Express questions and options in terms of users' goals and tasks, not in terms of technology. Provide options that users understand and clearly differentiate. Make sure to provide enough information for users to make informed decisions.
If the need for personal information isn't obvious, explain why your program needs the information and how it will be used.
In this example, an e-commerce application explains how personal information will be used.
Present first experiences full screen only if users can't productively perform other tasks. For example, Windows setup is presented full screen to discourage users from performing other tasks while Windows is being installed. Most first experiences shouldn't be full screen.
Settings
For all settings, select the safest (to prevent loss of data or system access), most secure and private value by default. If safety and security aren't factors, select the most likely or convenient value. Choosing good defaults is an effective way to simplify the first experience.
Require users to opt in for:
- Settings with legal implications, such as end user licensing agreements (EULAs). Such settings can't have default selections.
- Features that perform automatic system configuration changes, such as Windows automatic updates.
- Features that reveal personally identifiable information (PII) or system information.
- Changes to the user's desktop beyond adding entries to the Start menu, such as adding icons to the desktop or quick launch bar.
- Optional software, such as product enhancements, subscriptions, and third-party products.
In this example, users opt in to product enhancements, subscriptions, and third-party products.
If a setting is strongly recommended, add "(recommended)" to the label. For radio buttons and check boxes, be sure to add to the control label, not the supplemental notes.
If a setting is intended only for advanced users, add "(advanced)" to the label. For radio buttons and check boxes, be sure to add to the control label, not the supplemental notes.
Tasks
- Help users pass waiting time productively.

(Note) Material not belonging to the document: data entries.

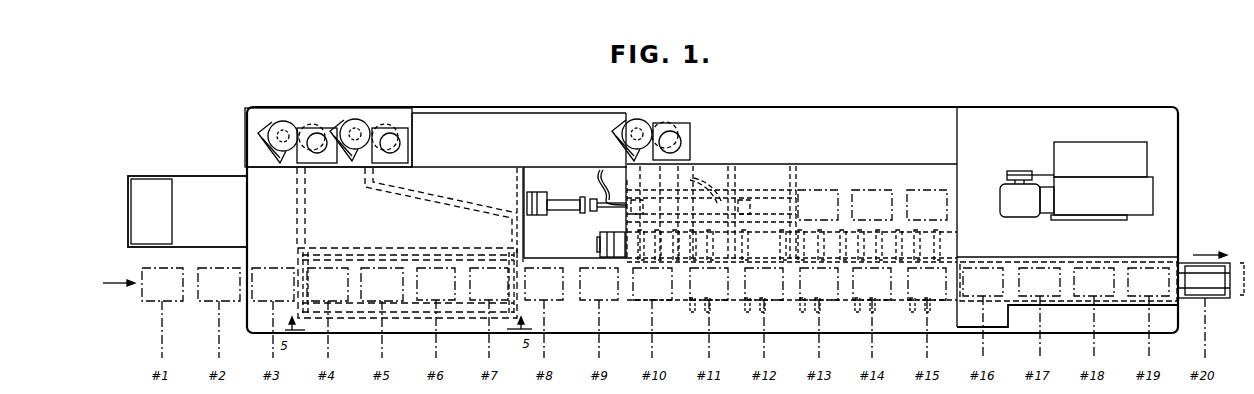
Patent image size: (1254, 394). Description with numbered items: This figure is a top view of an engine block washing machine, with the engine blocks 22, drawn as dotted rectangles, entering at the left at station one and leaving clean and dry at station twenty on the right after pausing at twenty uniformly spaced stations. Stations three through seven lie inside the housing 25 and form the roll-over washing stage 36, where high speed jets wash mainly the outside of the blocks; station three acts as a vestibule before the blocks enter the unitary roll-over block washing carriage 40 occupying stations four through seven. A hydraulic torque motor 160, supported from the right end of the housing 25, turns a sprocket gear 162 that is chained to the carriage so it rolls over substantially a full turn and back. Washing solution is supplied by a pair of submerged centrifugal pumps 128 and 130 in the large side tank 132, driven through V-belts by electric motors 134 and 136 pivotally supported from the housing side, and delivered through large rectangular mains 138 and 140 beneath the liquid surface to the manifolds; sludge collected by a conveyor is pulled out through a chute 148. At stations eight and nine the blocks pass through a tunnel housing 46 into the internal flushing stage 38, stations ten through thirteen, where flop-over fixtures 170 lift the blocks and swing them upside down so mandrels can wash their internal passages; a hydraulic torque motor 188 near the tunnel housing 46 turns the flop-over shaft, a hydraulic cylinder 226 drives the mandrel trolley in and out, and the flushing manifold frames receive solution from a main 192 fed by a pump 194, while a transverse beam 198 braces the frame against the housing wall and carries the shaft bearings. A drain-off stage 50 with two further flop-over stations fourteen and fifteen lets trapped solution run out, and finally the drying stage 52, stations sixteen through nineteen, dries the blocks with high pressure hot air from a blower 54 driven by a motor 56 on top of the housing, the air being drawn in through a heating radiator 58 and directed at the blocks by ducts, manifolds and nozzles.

The engine blocks 22 is at (142, 268).
The housing 25 is at (485, 167).
The roll-over washing stage 36 is at (253, 180).
The internal flushing stage 38 is at (737, 158).
The roll-over block washing carriage 40 is at (375, 247).
The tunnel housing 46 is at (560, 258).
The drain-off stage 50 is at (917, 158).
The drying stage 52 is at (1043, 146).
The blower 54 is at (1138, 212).
The motor 56 is at (1030, 210).
The heating radiator 58 is at (1134, 143).
The centrifugal pump 128 is at (318, 123).
The centrifugal pump 130 is at (387, 121).
The side tank 132 is at (297, 107).
The electric motor 134 is at (270, 125).
The electric motor 136 is at (354, 124).
The rectangular main 138 is at (308, 215).
The rectangular main 140 is at (427, 193).
The chute 148 is at (162, 177).
The hydraulic torque motor 160 is at (540, 196).
The sprocket gear 162 is at (521, 178).
The flop-over fixtures 170 is at (923, 307).
The hydraulic torque motor 188 is at (606, 232).
The main 192 is at (621, 176).
The pump 194 is at (670, 122).
The transverse beam 198 is at (638, 125).
The hydraulic cylinder 226 is at (565, 211).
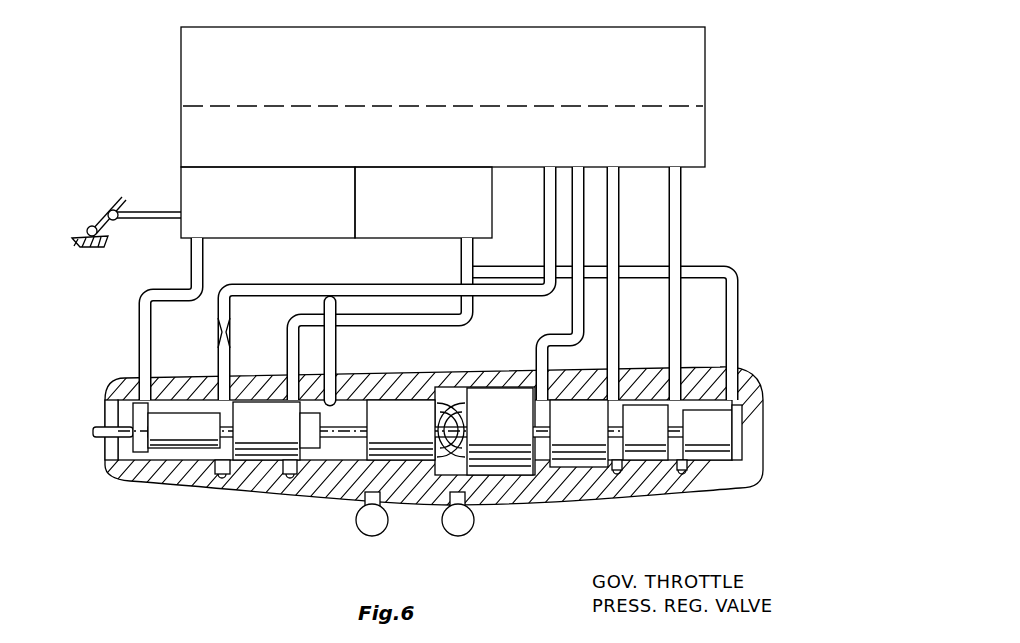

- If the waiting time is typically between one and two minutes, consider providing helpful information while users are waiting, such as a presentation of what is new during setup.
- If the waiting time is typically longer than two minutes, make it easy for users to perform other tasks. Display the estimated wait time, recommend that users do something else in the meantime, and make task completion obvious by changing the screen significantly.
- Reconsider presenting tutorials during the first experience. Most likely users want to use your program right away and are interested in tutorials at a later point.
- Don't use feature advertisement notifications in the first experience. Instead of using a feature advertisement notification, design the feature to be easier to discover in contexts where it is needed, or don't do anything special and let users discover the feature on their own.
- Don't use any notifications during the initial Windows experience. To improve its first experience, Windows 7 suppresses all notifications displayed during the first few hours of usage. Design your program assuming users won't see any such notifications.